Я привыкла видеть тебя разным – озабоченным, радостным, взволнованным, естественным. Сейчас же… Что-то развеялось, и на душе тускло, нехорошо. Домой, домой. Скорее домой…

Всплыло в памяти зачем-то первое наше лето 1956 года. Помнишь, по твоему зову, Назым, мы с Валентиной Брумберг приехали к тебе на дачу?

Ты уже несколько недель тяжело болел, и по Москве ходили разговоры, будто умираешь от антибиотиков. Ты прислал на студию шофера с запиской и попросил его не приезжать без нас. Стояло лето. На дворе пекло солнце. Ты лежал в маленькой спальне. Едва мы вошли – с ног сбила невыносимая духота: окна и форточки наглухо закупорены. Почему здесь всегда было так душно?

Ты лежал на высоких подушках потный, в шерстяном белье. Печальные глаза смертника.

Не могу смотреть в глаза умирающему —

стыжусь.

Жить мне кажется чем-то преступным,

если кто-нибудь рядом со мною прощается с жизнью, —

напишешь ты позже в стихотворении «Новогодняя елка».

Вот примерно эти же чувства охватили нас тогда. Твои тонкие руки вытянулись поверх теплого одеяла. Знаешь, я заметила, что руки всегда выдавали состояние твоего духа.

Кожа сплошь покрыта язвами. Некомпетентность домашнего врача чуть не обернулась трагедией – она переколола тебя пенициллином и спровоцировала болезнь крови, которую у нас лечить не могли. Мы слышали, что многие пытались достать для тебя за границей необходимое лекарство. Друзей хватало, да в ту пору даже у самых именитых из них практически не было контактов с иностранными коллегами.
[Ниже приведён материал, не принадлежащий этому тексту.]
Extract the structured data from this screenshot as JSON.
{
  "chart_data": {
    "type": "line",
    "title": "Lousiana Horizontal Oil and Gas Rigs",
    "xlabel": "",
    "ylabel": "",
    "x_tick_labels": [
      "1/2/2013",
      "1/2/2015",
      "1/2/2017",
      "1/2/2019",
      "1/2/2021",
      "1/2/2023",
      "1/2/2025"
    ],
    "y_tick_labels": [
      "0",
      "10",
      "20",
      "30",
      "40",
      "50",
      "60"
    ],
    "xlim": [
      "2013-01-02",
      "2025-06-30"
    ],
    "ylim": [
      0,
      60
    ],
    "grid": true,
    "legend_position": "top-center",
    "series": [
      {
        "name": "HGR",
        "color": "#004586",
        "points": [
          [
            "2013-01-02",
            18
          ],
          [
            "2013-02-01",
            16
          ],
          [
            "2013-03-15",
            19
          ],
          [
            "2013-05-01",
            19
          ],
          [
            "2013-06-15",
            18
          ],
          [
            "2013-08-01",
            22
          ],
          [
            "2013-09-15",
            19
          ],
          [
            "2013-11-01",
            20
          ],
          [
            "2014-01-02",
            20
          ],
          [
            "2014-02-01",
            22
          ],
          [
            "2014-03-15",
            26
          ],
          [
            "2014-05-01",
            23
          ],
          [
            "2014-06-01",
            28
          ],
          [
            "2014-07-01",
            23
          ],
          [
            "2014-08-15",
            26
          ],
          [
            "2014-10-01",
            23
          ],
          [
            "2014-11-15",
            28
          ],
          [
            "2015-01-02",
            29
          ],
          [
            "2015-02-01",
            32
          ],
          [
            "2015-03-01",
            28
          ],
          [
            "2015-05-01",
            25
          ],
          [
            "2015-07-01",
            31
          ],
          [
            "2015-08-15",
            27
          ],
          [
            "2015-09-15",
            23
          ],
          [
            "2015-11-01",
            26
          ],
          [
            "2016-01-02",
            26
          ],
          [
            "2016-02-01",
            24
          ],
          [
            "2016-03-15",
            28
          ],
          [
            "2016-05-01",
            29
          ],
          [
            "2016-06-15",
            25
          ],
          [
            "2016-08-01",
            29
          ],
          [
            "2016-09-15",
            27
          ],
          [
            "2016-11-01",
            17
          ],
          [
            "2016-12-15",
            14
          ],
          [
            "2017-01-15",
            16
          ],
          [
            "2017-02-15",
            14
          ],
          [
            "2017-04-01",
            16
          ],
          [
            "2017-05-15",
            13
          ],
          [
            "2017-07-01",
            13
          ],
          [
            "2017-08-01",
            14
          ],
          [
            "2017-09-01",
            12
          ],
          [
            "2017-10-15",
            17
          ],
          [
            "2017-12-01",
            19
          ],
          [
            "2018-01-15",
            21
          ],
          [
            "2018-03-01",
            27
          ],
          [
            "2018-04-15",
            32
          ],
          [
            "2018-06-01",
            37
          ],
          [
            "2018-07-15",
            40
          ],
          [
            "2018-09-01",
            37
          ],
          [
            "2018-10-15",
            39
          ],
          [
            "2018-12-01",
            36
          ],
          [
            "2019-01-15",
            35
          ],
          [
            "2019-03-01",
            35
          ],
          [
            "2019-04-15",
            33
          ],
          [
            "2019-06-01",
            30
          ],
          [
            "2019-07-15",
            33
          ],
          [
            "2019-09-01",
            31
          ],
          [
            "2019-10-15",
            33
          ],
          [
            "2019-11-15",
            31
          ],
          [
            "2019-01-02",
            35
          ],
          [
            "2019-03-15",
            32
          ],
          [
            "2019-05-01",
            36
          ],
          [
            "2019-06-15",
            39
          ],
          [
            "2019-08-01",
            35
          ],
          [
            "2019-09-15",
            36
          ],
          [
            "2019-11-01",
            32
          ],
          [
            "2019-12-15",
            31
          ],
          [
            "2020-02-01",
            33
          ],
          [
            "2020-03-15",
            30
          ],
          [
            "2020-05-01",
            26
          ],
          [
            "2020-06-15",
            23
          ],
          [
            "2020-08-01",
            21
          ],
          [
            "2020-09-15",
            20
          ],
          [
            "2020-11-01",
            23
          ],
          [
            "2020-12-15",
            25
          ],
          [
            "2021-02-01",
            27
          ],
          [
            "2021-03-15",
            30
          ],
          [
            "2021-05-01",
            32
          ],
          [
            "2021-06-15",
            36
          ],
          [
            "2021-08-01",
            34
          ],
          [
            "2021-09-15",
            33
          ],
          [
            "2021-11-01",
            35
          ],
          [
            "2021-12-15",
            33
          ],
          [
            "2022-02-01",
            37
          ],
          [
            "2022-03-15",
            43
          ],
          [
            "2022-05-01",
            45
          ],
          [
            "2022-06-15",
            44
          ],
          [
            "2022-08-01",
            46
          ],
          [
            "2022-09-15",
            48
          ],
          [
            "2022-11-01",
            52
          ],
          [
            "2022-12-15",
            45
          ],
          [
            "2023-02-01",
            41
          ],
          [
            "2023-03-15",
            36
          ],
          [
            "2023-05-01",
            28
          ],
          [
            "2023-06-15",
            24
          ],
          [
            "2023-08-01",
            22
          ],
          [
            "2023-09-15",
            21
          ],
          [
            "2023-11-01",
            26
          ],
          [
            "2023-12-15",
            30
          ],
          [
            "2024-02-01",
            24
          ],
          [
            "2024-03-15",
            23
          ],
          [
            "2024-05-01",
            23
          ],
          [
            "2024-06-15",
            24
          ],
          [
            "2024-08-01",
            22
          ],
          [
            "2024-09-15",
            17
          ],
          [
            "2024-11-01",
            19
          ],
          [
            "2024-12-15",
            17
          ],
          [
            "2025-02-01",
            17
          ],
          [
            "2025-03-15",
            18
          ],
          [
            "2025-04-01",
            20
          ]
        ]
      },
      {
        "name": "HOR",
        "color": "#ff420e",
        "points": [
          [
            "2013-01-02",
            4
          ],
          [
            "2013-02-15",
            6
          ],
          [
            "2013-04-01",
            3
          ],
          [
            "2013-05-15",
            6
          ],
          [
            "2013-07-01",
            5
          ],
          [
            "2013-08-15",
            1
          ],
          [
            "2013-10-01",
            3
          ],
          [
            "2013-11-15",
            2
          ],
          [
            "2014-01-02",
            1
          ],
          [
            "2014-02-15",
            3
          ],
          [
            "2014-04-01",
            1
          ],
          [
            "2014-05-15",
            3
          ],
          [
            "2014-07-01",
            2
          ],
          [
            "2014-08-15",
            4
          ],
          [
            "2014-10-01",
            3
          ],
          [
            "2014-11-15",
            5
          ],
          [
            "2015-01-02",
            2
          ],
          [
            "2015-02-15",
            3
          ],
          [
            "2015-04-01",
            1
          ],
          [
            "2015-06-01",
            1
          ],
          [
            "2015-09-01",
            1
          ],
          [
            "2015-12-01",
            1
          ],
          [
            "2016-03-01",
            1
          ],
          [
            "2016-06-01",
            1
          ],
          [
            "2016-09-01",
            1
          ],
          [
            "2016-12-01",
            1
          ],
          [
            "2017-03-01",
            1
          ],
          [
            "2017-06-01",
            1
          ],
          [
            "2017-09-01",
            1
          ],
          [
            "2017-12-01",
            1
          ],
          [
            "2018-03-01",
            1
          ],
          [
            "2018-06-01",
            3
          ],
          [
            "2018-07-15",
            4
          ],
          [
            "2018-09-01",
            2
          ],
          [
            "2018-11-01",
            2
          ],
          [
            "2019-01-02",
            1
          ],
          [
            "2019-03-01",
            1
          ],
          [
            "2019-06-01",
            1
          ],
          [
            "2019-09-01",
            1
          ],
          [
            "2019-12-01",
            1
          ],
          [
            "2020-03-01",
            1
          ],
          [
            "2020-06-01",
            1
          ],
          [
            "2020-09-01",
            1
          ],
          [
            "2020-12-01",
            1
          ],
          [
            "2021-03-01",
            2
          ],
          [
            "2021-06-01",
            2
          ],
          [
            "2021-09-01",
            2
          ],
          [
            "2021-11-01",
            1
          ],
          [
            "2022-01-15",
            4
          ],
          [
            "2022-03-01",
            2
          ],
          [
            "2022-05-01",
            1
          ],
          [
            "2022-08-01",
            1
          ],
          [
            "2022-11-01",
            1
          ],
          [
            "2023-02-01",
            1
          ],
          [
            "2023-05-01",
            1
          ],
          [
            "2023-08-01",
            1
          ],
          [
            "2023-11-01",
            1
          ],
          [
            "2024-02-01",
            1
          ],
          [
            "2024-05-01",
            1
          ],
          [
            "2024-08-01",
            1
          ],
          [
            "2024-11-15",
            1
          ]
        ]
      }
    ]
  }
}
Господи, как ты был плох, как измучен!

Ты тяжело и редко дышал. А за окнами буйствовало лето. Ели, сосны, березы раскачивались за твоими двойными стеклами. Зелень леса была нестерпимо яркой, а небо синее-синее, как на американской кинопленке. Рядом с летней благодатью ты выглядел большой умирающей рыбой, пленником потных подушек и жаркого одеяла, своей слабости, своей грусти, своей обреченности.

Мы стояли, склонившись над тобой. Никто из снующих за спинами «нянек» не предложил нам стула. Ты пригласил нас сесть на край кровати. Мы сели.

– Ну, миленькие, расскажите, что нового у вас?

Мы болтали о том о сем, пытались шутить и веселить тебя, притворялись как могли, но от этого притворства нам самим было жутко, и, казалось, ты это понимал. Врачиха упредила нас – не засиживаться. Демонстративно забралась с ногами на соседнюю кровать, подняла юбки, заголила ноги и принялась – в метре от нас – ковыряться в пальцах, стричь на ногах ногти…

Старая московская интеллигентка Валентина Брумберг, сраженная абсурдом происходящего, начала от возмущения по-настоящему задыхаться. Ты перехватил ее взгляд и так же, глазами попросил не обращать внимания. Тут, мол, ничего не поделаешь.